What's gonna happen, do you think, to the opinion that you're gonna give me back?
是的
Yeah.
所以,如果我换种方式,直接发给你这篇文章,然后说:‘我很想听听你对这篇文章的看法。’
So if instead I say, I just send you the article and I say, hey, would love to get your thoughts on this.
我就这么说,我不会告诉你我对它的任何看法,这样我反而能从你那里得到更好的意见。
And that's all I say and I don't tell you anything about what I think about it, now I'm gonna get a much better opinion from you.
但人们从不这么做。
But people don't do that.
比如,上一次有人跟你分享他们读过的东西,却在问你看法之前没先说自己的观点,那是什么时候?
Like, when was the last time somebody told you about something they read where they didn't tell you their opinion on it before they asked for yours?
天啊。
Jesus.
现在,人们提起这些事,只是为了告诉你他们的看法。
These days, they bring it up only to tell you their opinion.
没错。
Exactly.
但是
But
最近人们经常谈论运气,运气,运气。
what there's a lot of talk these days about luck, luck, luck.
人们之所以成功,你知道,是因为运气。
People are, you know, successful successful because because of of luck.
运气。
Luck.
但运气在多大程度上确实是成功故事的一部分呢?
But But to what extent is luck actually a piece of the story?
我的意思是,确实有一些运气成分。
I mean, it's certainly some.
我们该如何评估运气呢?
How how do we assess luck?
是的。
Yeah.
所以我认为,当人们谈论运气时,他们想表达的一部分意思是,首先,这个系统中确实存在很多运气。

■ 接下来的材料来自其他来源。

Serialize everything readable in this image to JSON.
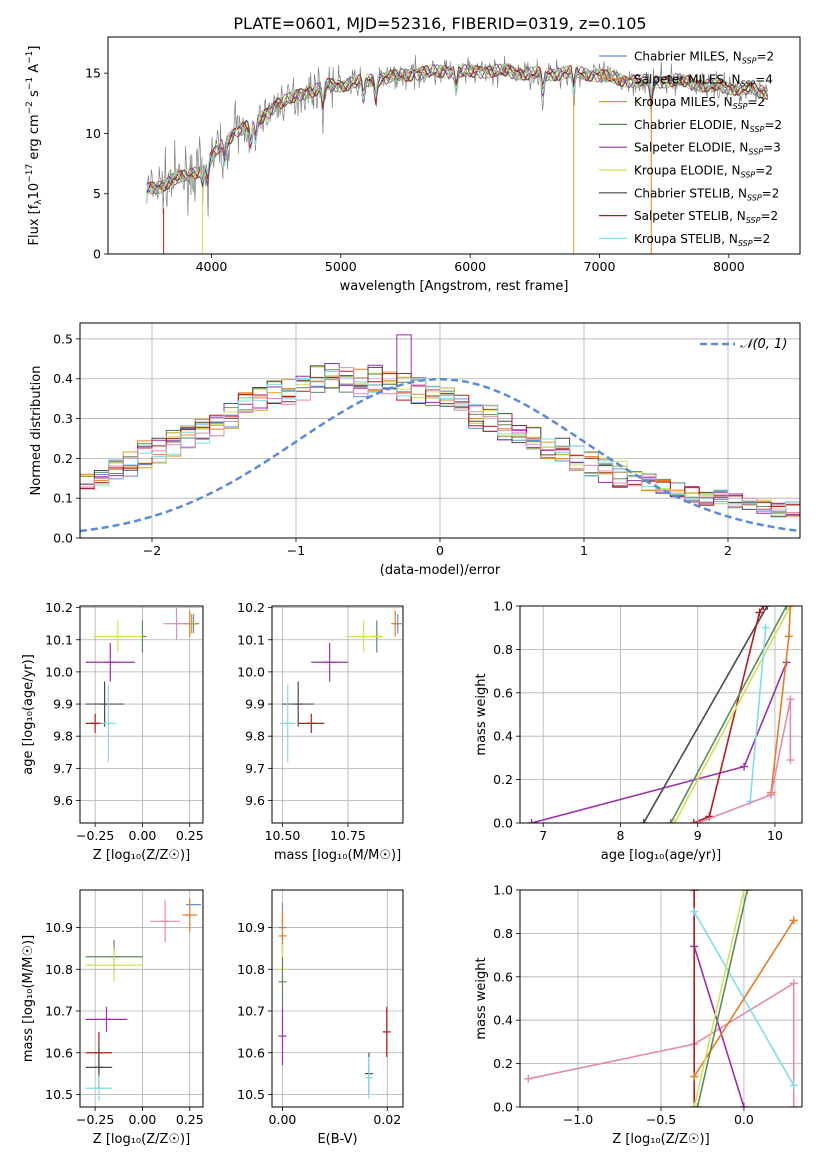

So I think that, you know, part of what people are trying to get at when they talk about luck is that, first of all, there is a lot of luck in the system.
而且你可以从多种不同的角度来理解运气,因为当某人成功时,如果说他们运气很好,并不意味着否定了他们充分利用了自己所拥有的运气。
And you can think about luck in a variety of different ways, because when someone's successful, if you say that they had a lot of luck involved, that's not to take away the fact that they did a lot with the luck that they had.
对的。
Right.
所以我认为,这就是为什么人们不太愿意接受这种观点——说你的生活之所以如此发展,很大程度上是运气使然。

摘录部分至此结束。